In tale prospettiva il reato si compone: 1) di un elemento oggettivo, comprendente condotta, evento (inteso
in senso naturalistico come modificazione del mondo esterno) e nesso di causalità fra condotta ed evento; 2)
elemento soggettivo, comprendente colpevolezza, colpa e dolo.
Questo schema di scomposizione del reato si può dire senz’altro caratteristico della tradizione penalistica
italiana, in particolare della Scuola classica. Francesco Carrara distingueva, appunto, nel reato un elento
oggettivo o forza fisica, quale manifestazione nel mondo esterno di una condotta lesiva di beni giuridici, e un
elemento soggettivo o forza morale, dato dal dolo o dalla colpa.
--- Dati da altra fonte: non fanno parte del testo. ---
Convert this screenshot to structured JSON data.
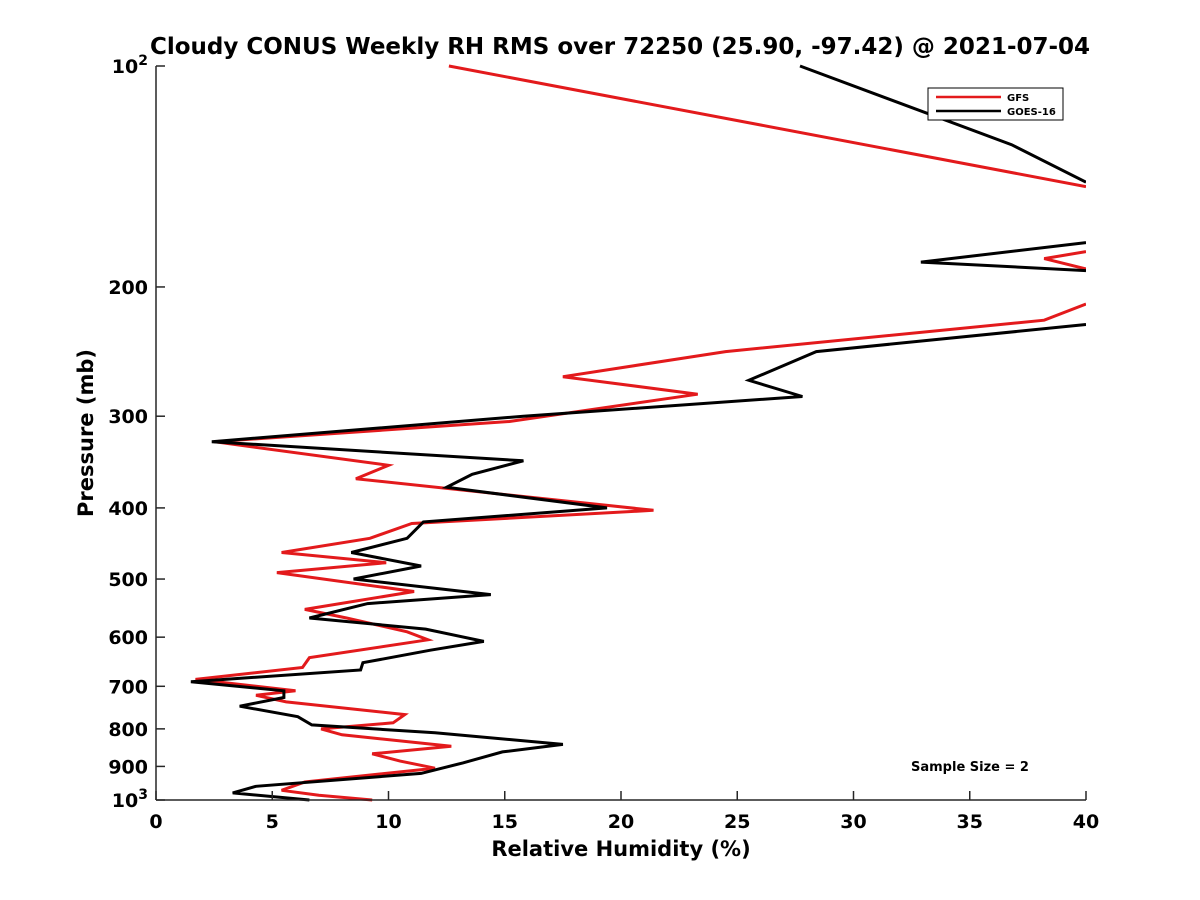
{
  "chart_data": {
    "type": "line",
    "title": "Cloudy CONUS Weekly RH RMS over 72250 (25.90, -97.42) @ 2021-07-04",
    "xlabel": "Relative Humidity (%)",
    "ylabel": "Pressure (mb)",
    "xlim": [
      0,
      40
    ],
    "ylim": [
      100,
      1000
    ],
    "yscale": "log",
    "y_reversed": true,
    "grid": false,
    "legend_position": "top-right",
    "annotation": "Sample Size = 2",
    "xticks": [
      "0",
      "5",
      "10",
      "15",
      "20",
      "25",
      "30",
      "35",
      "40"
    ],
    "yticks": [
      {
        "value": 100,
        "label": "10",
        "exp": "2"
      },
      {
        "value": 200,
        "label": "200"
      },
      {
        "value": 300,
        "label": "300"
      },
      {
        "value": 400,
        "label": "400"
      },
      {
        "value": 500,
        "label": "500"
      },
      {
        "value": 600,
        "label": "600"
      },
      {
        "value": 700,
        "label": "700"
      },
      {
        "value": 800,
        "label": "800"
      },
      {
        "value": 900,
        "label": "900"
      },
      {
        "value": 1000,
        "label": "10",
        "exp": "3"
      }
    ],
    "series": [
      {
        "name": "GFS",
        "color": "#e31a1c",
        "points": [
          [
            12.6,
            100
          ],
          [
            40,
            146
          ],
          [
            null,
            null
          ],
          [
            40,
            179
          ],
          [
            38.2,
            183
          ],
          [
            40,
            189
          ],
          [
            null,
            null
          ],
          [
            40,
            211
          ],
          [
            38.2,
            222
          ],
          [
            24.5,
            245
          ],
          [
            17.5,
            265
          ],
          [
            23.3,
            280
          ],
          [
            15.2,
            305
          ],
          [
            2.5,
            325
          ],
          [
            10.0,
            350
          ],
          [
            8.6,
            365
          ],
          [
            21.4,
            403
          ],
          [
            11.0,
            420
          ],
          [
            9.2,
            440
          ],
          [
            5.4,
            460
          ],
          [
            9.9,
            475
          ],
          [
            5.2,
            490
          ],
          [
            11.1,
            520
          ],
          [
            6.4,
            550
          ],
          [
            8.2,
            565
          ],
          [
            10.8,
            590
          ],
          [
            11.7,
            605
          ],
          [
            6.6,
            640
          ],
          [
            6.3,
            660
          ],
          [
            1.7,
            685
          ],
          [
            6.0,
            710
          ],
          [
            4.3,
            720
          ],
          [
            5.6,
            735
          ],
          [
            10.7,
            765
          ],
          [
            10.2,
            785
          ],
          [
            7.1,
            800
          ],
          [
            8.0,
            815
          ],
          [
            12.7,
            845
          ],
          [
            9.3,
            865
          ],
          [
            10.5,
            885
          ],
          [
            12.0,
            905
          ],
          [
            6.4,
            945
          ],
          [
            5.4,
            970
          ],
          [
            7.0,
            985
          ],
          [
            9.3,
            1000
          ]
        ]
      },
      {
        "name": "GOES-16",
        "color": "#000000",
        "points": [
          [
            27.7,
            100
          ],
          [
            36.8,
            128
          ],
          [
            40,
            144
          ],
          [
            null,
            null
          ],
          [
            40,
            174
          ],
          [
            32.9,
            185
          ],
          [
            40,
            190
          ],
          [
            null,
            null
          ],
          [
            40,
            225
          ],
          [
            28.4,
            245
          ],
          [
            25.5,
            268
          ],
          [
            27.8,
            282
          ],
          [
            15.8,
            300
          ],
          [
            2.4,
            325
          ],
          [
            15.8,
            345
          ],
          [
            13.6,
            360
          ],
          [
            12.5,
            375
          ],
          [
            19.4,
            400
          ],
          [
            11.5,
            418
          ],
          [
            10.8,
            440
          ],
          [
            8.4,
            460
          ],
          [
            11.4,
            480
          ],
          [
            8.5,
            500
          ],
          [
            14.4,
            525
          ],
          [
            9.1,
            540
          ],
          [
            6.6,
            565
          ],
          [
            11.6,
            585
          ],
          [
            14.1,
            608
          ],
          [
            11.8,
            625
          ],
          [
            8.9,
            650
          ],
          [
            8.8,
            665
          ],
          [
            1.5,
            690
          ],
          [
            5.5,
            710
          ],
          [
            5.5,
            725
          ],
          [
            3.6,
            745
          ],
          [
            6.1,
            770
          ],
          [
            6.7,
            790
          ],
          [
            12.0,
            810
          ],
          [
            17.5,
            840
          ],
          [
            14.9,
            860
          ],
          [
            13.2,
            890
          ],
          [
            11.4,
            920
          ],
          [
            4.3,
            958
          ],
          [
            3.3,
            978
          ],
          [
            6.6,
            1000
          ]
        ]
      }
    ]
  }
}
Quest’embrione di analisi di struttura del reato assolve una funzione critica del sistema penale, poiché
impone che siano considerati illeciti solo le azioni esterne dell’uomo lesive di beni giuridici commesse con dolo
o colpa.
È possibili muovere tre obiezioni alla teoria bipartita: 1) innanzitutto, adotta un metodo naturalistico, per
cui si limita a scomporre e classificare la realtà esistente a prescindere da qualsiasi tipo di valutazione sul
fondamento e sulla legittimazione del potere punitivo statuale; 2) in secondo luogo, si fonda su un’ideologia
retributiva della pena per cui il reato è un fatto che lo Stato comanda o vieta di realizzare, purchè presenti gli
elementi oggettivi o soggettivi a prescindere dalla lesione di un bene giuridico dei consociati. Ne consegue che
l’antigiuridicità non è un elemento del reato, ma è l’in sé del reato (cioè coincide con la sussistenza
dell’elementi oggettivi e soggettivi); 3) infine, non fornisce un’adeguata definizione del reato omissivo, giacchè
in questo caso non vi è alcuna modificazione nel mondo esterno, ragion per cui i sostenitori della teoria
bipartita hanno affermato che omettere significa trattenere le proprie energie o fare qualcos’altro.